Le mouvement standard industriel développé par La Joux Perret présente la particularité de posséder une réserve de marche de 68h dont la masse oscillante devrait être personnalisée aux couleurs des marques horlogères par la société Bailly implantée dans la zone de Trépillot à Besançon. Il ne s’agit donc pas seulement d’une opération de sous-traitance entre la manufacture suisse et Humbert-Droz mais bien la construction d’un nouveau modèle économique et industriel de l’horlogerie française. « Je souhaite redonner à la France ce qu’elle a laissé à la Suisse au cours de son histoire, le savoir-faire, la connaissance et la passion horlogère ». Dans cette déclaration d’amour, le suisse Jean-Claude Eggen imagine tous les mariages des deux côtés de la frontière.

« 15 000 frontaliers vont chaque jour travailler en Suisse, c’est autant que tous les emplois de l’horlogerie en France » soulignait Jean-Jacques Weber, le président de la Fédération Française de l’Horlogerie. Sa présence à la naissance de ce nouveau partenariat industriel démontre « le début d’un savoir-faire horloger franco-suisse » et Julien Humbert-Droz de conclure « Avec la Suisse voisine, nous n’avons pas vocation de nous opposer mais de nous unir ».

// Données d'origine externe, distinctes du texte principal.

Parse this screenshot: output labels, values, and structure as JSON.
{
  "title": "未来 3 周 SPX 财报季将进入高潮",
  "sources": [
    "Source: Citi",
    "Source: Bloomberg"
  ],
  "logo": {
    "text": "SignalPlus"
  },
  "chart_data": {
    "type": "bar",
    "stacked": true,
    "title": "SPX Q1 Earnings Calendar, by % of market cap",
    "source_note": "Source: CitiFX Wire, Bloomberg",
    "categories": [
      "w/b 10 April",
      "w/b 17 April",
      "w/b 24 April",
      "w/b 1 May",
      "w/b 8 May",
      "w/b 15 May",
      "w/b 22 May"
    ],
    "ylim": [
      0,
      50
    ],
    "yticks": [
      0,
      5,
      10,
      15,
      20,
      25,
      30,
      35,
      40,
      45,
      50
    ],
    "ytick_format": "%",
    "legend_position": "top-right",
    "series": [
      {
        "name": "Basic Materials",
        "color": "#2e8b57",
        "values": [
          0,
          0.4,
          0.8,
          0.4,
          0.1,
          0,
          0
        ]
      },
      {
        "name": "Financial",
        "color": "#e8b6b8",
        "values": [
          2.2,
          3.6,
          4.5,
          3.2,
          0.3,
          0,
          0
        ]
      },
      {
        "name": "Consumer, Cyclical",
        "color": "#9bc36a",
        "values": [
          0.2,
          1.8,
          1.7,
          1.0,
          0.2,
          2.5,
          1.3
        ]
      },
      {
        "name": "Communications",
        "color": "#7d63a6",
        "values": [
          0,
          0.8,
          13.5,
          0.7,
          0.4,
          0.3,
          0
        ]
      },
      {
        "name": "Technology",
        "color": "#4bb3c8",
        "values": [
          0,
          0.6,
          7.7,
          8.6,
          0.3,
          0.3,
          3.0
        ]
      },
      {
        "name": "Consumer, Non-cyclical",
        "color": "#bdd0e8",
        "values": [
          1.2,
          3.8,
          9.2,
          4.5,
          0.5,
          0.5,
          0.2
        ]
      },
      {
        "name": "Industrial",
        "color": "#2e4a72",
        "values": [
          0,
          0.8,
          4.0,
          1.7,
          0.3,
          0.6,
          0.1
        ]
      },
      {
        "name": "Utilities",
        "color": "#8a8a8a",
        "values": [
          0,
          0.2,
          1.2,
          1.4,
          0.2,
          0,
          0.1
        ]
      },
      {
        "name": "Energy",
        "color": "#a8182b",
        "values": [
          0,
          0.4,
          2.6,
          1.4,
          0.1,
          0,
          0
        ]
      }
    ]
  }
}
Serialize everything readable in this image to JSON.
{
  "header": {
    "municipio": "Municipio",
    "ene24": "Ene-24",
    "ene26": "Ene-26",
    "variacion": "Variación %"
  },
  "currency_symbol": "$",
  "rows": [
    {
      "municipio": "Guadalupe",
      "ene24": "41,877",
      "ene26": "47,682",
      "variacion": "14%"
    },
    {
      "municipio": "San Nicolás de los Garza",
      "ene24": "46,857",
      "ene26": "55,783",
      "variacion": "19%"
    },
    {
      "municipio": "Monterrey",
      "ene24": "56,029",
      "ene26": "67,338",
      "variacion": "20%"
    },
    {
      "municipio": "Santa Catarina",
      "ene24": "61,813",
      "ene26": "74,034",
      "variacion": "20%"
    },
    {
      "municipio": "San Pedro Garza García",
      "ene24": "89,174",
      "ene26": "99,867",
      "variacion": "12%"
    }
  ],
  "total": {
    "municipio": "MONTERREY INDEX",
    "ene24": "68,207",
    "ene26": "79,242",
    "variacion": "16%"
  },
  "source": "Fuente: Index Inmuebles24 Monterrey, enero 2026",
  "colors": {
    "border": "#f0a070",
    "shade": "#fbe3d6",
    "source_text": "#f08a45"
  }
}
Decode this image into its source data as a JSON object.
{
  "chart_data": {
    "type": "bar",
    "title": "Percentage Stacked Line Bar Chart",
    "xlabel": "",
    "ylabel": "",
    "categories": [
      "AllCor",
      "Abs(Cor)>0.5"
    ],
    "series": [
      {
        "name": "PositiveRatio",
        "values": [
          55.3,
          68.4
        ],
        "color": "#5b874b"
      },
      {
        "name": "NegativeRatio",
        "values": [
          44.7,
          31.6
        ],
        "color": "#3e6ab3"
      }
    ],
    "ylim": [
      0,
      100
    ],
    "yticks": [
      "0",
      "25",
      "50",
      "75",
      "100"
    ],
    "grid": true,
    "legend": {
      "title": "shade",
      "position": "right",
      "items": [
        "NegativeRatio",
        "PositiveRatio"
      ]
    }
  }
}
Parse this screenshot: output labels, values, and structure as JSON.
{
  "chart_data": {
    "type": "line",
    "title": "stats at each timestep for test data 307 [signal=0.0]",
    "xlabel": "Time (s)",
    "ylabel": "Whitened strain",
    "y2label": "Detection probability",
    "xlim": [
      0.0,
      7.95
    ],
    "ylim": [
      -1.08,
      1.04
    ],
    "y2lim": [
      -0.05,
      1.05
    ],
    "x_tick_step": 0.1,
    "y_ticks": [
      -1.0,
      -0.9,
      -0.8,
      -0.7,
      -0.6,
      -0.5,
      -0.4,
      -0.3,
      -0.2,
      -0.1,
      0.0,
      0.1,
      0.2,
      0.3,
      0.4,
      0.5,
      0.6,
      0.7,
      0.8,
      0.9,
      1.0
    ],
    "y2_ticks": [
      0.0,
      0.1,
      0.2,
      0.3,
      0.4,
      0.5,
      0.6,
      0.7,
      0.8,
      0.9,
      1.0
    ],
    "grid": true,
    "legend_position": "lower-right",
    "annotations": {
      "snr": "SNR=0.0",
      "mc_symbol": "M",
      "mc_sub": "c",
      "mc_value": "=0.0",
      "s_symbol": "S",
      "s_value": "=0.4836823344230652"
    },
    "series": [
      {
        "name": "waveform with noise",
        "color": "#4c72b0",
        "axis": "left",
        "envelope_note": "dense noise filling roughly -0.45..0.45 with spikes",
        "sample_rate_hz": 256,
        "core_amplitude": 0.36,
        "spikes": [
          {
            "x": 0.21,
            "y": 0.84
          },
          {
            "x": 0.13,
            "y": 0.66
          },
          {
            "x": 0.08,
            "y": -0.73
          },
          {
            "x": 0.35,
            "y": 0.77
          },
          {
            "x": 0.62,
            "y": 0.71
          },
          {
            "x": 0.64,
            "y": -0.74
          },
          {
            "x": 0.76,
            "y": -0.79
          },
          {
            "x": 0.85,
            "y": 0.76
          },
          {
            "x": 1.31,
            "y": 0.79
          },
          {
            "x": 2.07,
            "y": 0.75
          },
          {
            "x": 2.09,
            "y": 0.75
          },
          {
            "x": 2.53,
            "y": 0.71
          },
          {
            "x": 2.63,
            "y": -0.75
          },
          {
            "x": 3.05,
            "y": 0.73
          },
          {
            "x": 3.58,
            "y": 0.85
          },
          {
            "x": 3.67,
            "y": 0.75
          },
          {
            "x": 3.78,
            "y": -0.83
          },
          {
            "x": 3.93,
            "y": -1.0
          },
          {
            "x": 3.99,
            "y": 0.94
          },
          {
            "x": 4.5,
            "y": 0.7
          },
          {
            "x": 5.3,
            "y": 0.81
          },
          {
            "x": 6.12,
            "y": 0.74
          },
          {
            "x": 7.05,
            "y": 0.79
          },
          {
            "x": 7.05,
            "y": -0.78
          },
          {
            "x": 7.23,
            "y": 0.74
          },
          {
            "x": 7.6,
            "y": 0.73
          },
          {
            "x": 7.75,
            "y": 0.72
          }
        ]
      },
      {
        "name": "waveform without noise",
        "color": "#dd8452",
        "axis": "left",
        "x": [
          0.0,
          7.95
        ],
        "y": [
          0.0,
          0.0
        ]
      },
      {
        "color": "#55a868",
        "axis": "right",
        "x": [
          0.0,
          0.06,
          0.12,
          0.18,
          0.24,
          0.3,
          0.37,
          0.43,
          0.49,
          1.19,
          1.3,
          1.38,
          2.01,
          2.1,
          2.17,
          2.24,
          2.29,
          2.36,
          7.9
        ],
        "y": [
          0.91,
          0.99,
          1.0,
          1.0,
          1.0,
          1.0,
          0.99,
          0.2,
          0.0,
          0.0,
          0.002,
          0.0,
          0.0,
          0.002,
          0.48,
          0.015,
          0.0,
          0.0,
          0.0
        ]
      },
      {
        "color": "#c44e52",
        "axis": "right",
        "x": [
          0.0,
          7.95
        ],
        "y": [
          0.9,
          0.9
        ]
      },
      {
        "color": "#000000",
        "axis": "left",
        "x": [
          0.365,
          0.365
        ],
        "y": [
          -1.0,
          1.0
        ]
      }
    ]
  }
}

« Pas besoin de business plan » assure Jean-Claude Eggen. « Nous avons discuté et…mangé ensemble ». Le patron de La Joux Perret n’oublie pas de vanter son calibre G 100 comme le principal concurrent de l’éternel 2824 de chez ETA. Alors, le manufacturier suisse table sur l’innovation et la sensibilité horlogère des deux côtés de la frontière. Pour le territoire comtois, c’est un atout économique, la reconnaissance de l’excellence horlogère française en matière de formation et la capacité (l’avenir le dira) à réindustrialiser Besançon et le Haut-Doubs.